The big idea is that (1) create a model, (2) generate data from that model and (3) try to learn the parameters of the model. New data can be predicted by (4) using the learned parameters of (3). This is a common scenario in Intelligent Tutoring Systems where the parameters for a model of knowledge are trained using a previous year's student data and the current year's students' knowledge and performance are predicted online based on those parameters as the students progress through the system.
ASSIGNMENT
Note: Please email saadjei@wpi.edu this week to schedule a weekly 20 min meeting, time slots that just before and just after the class time is preferable. If you are doing project in a group of 2~4, please include the names of the members of your team in the email as well. Thanks.
Please write your answers in a document.
1. Investigate the accuracy of observed node prediction given different learned parameters. For this experiment you will learn different parameters from some of the data, then use those parameters to predict the rest of the data. This is a typical training and testing set paradigm where the data that is being predicted is not used (held out) in training. The analogue to the real world is that you may have data from last year's class which you could use to train the parameters of your model and then predict the current year's class responses and knowledge using those parameters.

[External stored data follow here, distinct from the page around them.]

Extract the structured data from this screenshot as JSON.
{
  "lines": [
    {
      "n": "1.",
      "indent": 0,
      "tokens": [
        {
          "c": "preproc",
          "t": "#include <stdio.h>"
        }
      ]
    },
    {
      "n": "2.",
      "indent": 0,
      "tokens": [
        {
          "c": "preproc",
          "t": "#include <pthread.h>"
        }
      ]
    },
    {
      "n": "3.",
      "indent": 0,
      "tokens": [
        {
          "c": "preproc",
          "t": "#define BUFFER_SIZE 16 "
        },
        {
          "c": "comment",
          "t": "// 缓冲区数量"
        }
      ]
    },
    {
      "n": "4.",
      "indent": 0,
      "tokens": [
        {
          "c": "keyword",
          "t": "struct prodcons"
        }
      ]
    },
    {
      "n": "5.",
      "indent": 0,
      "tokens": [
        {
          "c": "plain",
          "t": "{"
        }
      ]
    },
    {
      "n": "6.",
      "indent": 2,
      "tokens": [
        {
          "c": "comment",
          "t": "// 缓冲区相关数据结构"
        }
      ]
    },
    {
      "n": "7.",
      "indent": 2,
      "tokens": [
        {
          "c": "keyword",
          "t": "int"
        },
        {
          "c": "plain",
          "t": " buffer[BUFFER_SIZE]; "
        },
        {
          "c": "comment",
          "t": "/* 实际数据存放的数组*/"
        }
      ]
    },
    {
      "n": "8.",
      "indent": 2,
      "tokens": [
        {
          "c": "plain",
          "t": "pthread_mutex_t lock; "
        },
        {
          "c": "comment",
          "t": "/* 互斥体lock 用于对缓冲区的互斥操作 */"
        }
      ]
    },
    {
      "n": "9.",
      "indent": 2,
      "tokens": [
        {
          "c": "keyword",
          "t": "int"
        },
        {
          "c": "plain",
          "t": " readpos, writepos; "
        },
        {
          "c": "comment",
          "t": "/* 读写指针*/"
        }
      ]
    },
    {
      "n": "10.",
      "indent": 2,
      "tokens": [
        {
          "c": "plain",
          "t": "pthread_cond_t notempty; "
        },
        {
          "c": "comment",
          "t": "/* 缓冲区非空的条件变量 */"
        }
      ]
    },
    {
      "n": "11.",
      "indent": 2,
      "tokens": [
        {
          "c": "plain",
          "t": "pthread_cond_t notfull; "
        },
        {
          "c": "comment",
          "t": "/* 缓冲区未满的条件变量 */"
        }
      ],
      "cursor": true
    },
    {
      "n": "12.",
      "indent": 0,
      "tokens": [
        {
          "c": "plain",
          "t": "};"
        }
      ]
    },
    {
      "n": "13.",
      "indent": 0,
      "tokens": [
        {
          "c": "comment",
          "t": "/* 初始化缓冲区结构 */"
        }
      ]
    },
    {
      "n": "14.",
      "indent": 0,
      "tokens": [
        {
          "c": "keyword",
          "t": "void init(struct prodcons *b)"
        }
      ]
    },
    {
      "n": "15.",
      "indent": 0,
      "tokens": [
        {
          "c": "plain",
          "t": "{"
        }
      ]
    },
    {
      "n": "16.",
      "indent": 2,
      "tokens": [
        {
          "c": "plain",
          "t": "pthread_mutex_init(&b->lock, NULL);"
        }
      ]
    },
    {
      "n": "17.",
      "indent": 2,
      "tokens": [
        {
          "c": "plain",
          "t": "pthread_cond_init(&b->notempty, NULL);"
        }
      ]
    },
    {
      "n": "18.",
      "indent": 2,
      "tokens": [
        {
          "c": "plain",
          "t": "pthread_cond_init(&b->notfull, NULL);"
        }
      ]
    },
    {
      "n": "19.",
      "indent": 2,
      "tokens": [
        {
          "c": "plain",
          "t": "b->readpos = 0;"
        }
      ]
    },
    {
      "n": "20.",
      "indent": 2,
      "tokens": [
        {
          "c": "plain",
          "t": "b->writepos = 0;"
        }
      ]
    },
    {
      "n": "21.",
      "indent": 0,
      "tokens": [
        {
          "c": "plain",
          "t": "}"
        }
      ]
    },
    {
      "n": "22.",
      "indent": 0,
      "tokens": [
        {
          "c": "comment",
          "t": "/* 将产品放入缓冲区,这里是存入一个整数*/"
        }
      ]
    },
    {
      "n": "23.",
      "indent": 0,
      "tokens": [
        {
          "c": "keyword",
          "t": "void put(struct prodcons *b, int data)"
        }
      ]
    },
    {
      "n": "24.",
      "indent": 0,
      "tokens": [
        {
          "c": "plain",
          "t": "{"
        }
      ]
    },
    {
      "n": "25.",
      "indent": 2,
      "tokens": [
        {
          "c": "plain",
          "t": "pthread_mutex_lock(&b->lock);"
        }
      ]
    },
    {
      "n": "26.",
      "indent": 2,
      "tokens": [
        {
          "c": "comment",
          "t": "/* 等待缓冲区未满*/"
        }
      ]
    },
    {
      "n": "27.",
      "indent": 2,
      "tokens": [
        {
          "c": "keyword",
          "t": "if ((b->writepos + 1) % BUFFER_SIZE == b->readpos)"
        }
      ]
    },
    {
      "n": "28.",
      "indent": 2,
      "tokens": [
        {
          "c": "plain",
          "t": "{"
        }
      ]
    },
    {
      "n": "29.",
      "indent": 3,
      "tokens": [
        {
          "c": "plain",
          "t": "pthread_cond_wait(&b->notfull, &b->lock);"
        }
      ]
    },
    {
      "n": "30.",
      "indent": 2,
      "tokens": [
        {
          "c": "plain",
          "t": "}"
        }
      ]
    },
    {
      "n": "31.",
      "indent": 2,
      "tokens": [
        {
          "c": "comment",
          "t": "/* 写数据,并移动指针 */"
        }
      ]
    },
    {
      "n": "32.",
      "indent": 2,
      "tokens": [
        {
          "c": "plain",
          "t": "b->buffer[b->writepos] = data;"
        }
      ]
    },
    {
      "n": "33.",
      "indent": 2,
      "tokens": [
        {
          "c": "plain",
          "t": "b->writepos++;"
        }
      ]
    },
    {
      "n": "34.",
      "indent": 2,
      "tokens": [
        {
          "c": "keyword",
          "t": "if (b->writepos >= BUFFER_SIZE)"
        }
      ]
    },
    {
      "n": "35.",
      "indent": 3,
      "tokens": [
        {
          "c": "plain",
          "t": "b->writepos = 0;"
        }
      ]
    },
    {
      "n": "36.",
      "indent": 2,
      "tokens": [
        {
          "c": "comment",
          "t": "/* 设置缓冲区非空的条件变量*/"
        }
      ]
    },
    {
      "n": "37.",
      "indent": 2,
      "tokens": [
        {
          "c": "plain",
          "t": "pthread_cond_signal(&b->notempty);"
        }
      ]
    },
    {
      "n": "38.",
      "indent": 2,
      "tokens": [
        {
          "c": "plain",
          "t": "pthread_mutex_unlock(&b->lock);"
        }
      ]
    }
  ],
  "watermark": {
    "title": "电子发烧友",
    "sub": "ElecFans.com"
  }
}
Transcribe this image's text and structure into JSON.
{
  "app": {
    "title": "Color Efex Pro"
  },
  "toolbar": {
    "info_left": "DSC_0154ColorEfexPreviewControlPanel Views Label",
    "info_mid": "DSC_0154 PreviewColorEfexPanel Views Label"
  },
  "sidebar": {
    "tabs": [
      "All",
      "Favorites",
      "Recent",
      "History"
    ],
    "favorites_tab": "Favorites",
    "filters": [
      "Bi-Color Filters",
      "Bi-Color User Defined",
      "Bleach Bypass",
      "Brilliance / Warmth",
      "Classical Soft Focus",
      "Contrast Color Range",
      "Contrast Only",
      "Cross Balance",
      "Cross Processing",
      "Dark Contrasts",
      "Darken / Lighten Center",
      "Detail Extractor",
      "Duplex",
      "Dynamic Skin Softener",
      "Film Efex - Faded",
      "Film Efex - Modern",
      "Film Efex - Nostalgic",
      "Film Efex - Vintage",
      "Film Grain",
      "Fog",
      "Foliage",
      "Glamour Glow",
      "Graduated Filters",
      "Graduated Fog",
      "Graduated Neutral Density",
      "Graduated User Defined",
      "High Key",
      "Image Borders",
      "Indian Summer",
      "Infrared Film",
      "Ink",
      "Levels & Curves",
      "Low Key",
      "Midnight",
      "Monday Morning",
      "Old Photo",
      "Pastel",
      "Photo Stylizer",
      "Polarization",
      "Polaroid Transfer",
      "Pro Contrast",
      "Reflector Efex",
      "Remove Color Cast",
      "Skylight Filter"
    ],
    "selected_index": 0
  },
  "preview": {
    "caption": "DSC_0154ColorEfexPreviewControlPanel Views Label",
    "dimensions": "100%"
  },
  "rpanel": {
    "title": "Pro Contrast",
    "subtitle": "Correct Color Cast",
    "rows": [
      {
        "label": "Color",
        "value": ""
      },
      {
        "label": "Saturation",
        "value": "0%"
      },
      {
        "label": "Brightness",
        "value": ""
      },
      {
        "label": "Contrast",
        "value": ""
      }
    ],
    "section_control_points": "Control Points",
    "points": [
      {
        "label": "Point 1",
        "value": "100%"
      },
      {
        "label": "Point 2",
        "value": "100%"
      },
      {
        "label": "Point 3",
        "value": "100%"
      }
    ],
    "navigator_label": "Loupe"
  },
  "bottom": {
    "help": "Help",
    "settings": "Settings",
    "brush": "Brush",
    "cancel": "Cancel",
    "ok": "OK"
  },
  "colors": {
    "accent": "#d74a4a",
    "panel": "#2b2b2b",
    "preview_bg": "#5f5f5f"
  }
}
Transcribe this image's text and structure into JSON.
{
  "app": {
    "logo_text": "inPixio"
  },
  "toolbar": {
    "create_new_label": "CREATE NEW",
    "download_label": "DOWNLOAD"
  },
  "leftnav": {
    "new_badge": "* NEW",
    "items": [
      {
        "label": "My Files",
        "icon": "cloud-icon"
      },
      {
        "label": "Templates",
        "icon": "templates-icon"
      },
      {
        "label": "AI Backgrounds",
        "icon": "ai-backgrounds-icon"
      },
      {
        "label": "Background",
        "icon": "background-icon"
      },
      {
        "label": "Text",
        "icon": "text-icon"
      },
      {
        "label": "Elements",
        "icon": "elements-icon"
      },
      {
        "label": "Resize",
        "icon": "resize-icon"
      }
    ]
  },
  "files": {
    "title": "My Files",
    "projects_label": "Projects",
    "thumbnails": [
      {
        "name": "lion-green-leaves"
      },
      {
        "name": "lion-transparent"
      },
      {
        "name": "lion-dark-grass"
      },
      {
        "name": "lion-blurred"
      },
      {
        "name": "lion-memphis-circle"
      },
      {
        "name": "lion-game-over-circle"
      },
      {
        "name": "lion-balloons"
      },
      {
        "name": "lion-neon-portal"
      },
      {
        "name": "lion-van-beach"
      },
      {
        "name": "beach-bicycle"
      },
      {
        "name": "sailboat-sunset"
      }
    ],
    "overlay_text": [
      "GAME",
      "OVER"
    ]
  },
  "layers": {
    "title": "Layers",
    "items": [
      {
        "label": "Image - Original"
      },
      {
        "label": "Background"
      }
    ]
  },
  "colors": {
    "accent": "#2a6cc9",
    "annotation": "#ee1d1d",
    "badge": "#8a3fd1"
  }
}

Run bnt = make_knowledge_model.
Run sampdata = get_data('assistments_2009_2010_skill47_for_matlab.txt', bnt) to read in the data.
Run training_data = sampdata(n:m, :); to select n~m rows in the dataset as training data. Note that n and m are integer variables.
Run test_data= sampdata(r:s, :); to select r~s rows in the dataset as test data. r and s are integers.
Run bnet_with_learned_parameters = fit_parameters(bnt, training_data). This output will contain the learned parameters.
Run predict_data(bnet_with_learned_parameters, test_data) and take note of the errors
Run the experiment using different number of rows (20, 50, 100, 500, etc) as training data, observe if that influence the error
Extra: Modify predict_data so that it prints out the average MAE for each opportunity, observe if there's any trend as opportunity increases
DELIVERABLES
Bring to class a printed paper with your experiment steps and results, as well as things you learned and difficulties you meet in this homework.
PROJECT SUBMISSION
At the beginning of the class on Monday, Sept 15th.